Harald Wychgel, a spokesman for the Dutch public health institute, said the institute got its information on Americans becoming ill from the U.S. Centers for Disease Control and Prevention.  However, a representative for the CDC said the agency was investigating and had not confirmed any illnesses.

Costco Wholesale Corp., which sold the salmon in the U.S., said it had no reports of illness.

According to reporting from USA Today and AP, this new Salmonella outbreak linked to smoked salmon tainted with salmonella bacteria has sickened hundreds of people in the Netherlands and the U.S., sparking a major recall, health authorities said Tuesday.  The Dutch National Institute for Public Health and the Environment said the salmon has been traced to Dutch company Foppen, which sells fish to many major Dutch supermarkets and to stores around the world, including the U.S.  Company spokesman Bart de Vries said in the U.S. the company sells only to wholesaler Costco and that Costco would deal with any U.S. recall.

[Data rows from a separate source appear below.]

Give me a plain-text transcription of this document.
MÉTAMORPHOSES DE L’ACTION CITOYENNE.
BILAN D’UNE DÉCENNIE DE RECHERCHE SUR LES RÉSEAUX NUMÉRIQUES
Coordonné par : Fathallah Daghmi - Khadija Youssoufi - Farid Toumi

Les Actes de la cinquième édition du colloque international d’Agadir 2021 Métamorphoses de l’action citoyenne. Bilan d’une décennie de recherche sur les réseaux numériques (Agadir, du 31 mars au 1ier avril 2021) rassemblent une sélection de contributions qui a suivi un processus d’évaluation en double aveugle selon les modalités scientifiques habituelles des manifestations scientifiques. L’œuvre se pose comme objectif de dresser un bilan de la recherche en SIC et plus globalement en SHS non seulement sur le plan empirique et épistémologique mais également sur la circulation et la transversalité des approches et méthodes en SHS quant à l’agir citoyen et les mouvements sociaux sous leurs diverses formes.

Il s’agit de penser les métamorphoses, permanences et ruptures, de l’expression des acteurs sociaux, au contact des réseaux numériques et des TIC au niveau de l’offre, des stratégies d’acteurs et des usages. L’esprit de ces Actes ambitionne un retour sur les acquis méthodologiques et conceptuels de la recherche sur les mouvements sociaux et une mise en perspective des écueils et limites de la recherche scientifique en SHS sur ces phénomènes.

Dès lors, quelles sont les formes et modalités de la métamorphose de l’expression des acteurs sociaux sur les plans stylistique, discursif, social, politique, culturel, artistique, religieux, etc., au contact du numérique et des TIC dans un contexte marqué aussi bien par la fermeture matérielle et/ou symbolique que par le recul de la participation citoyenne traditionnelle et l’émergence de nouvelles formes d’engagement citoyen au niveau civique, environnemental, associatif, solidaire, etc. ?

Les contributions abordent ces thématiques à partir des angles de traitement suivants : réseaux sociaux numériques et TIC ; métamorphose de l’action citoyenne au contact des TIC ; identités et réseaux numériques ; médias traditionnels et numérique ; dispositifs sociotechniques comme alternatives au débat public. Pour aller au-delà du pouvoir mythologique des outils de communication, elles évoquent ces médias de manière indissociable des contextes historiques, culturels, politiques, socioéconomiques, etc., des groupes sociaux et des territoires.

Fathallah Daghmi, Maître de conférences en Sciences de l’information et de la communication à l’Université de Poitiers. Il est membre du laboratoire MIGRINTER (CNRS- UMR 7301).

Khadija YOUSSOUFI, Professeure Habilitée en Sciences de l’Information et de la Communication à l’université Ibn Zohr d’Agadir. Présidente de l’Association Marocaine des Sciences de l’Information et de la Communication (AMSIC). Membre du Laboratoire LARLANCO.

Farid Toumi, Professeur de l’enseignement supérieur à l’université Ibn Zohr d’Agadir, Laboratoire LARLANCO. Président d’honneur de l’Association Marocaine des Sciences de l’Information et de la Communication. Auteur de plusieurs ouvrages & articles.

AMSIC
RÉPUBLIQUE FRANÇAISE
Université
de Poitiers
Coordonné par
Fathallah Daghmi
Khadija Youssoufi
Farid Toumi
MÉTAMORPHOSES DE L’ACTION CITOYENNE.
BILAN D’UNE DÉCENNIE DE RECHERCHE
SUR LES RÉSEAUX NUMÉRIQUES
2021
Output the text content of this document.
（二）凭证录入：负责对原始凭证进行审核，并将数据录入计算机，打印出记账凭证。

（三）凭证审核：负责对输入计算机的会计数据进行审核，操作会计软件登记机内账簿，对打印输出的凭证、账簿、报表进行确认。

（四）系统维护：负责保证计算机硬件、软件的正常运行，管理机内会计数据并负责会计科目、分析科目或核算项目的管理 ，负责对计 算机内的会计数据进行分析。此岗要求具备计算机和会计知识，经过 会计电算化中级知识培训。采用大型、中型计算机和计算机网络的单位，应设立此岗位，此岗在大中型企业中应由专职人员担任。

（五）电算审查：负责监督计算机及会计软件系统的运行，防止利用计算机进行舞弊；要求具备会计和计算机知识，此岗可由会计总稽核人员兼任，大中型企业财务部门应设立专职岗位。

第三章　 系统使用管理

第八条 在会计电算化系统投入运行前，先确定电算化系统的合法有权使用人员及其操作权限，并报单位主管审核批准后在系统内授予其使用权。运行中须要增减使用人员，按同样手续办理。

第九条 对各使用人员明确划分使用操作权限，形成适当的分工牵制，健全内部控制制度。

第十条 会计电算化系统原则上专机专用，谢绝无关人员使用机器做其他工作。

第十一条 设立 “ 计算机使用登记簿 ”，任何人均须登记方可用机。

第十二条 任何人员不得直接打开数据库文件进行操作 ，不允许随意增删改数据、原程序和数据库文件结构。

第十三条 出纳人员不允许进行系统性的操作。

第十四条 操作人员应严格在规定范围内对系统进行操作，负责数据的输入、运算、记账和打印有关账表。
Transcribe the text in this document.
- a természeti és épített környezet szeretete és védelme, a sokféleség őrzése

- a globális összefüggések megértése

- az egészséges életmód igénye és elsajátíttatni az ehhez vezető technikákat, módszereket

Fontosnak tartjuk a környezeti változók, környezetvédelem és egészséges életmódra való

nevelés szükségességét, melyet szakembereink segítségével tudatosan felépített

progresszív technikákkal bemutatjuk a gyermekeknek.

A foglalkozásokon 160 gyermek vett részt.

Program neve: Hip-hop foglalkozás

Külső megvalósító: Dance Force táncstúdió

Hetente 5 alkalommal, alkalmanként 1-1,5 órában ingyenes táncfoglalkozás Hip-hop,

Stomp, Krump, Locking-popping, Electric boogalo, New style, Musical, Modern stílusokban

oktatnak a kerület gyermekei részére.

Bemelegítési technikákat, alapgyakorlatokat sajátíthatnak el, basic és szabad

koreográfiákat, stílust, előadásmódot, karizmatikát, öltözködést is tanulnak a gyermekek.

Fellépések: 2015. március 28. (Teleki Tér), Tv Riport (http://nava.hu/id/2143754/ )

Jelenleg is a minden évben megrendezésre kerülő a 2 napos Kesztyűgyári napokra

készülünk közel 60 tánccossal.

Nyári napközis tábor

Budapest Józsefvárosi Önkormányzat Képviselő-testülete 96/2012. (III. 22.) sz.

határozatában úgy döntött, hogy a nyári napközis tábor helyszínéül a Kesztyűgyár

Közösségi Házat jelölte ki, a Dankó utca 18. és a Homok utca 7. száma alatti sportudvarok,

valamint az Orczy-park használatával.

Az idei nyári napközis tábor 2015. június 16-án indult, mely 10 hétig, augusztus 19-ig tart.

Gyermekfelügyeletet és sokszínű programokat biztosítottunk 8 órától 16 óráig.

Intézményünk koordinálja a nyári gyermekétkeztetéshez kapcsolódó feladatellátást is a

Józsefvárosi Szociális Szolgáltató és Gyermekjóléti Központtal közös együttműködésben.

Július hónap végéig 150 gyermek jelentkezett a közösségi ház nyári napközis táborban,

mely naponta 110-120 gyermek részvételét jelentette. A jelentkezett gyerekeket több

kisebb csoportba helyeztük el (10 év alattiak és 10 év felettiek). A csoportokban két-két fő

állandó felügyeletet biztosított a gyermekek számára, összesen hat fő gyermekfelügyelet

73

It sounds remarkably similar to the CDC’s report of 425 persons infected with the outbreak strains of Salmonella Bareilly (410 persons) or Salmonella Nchanga (15 persons) reported from 28 states and the District of Columbia earlier this year.  55 ill persons were hospitalized, and no deaths were reported.  Collaborative investigation efforts of state, local, and federal public health agencies linked this outbreak to a frozen raw yellowfin tuna product, known as Nakaochi Scrape, from Moon Marine USA Corporation imported from India.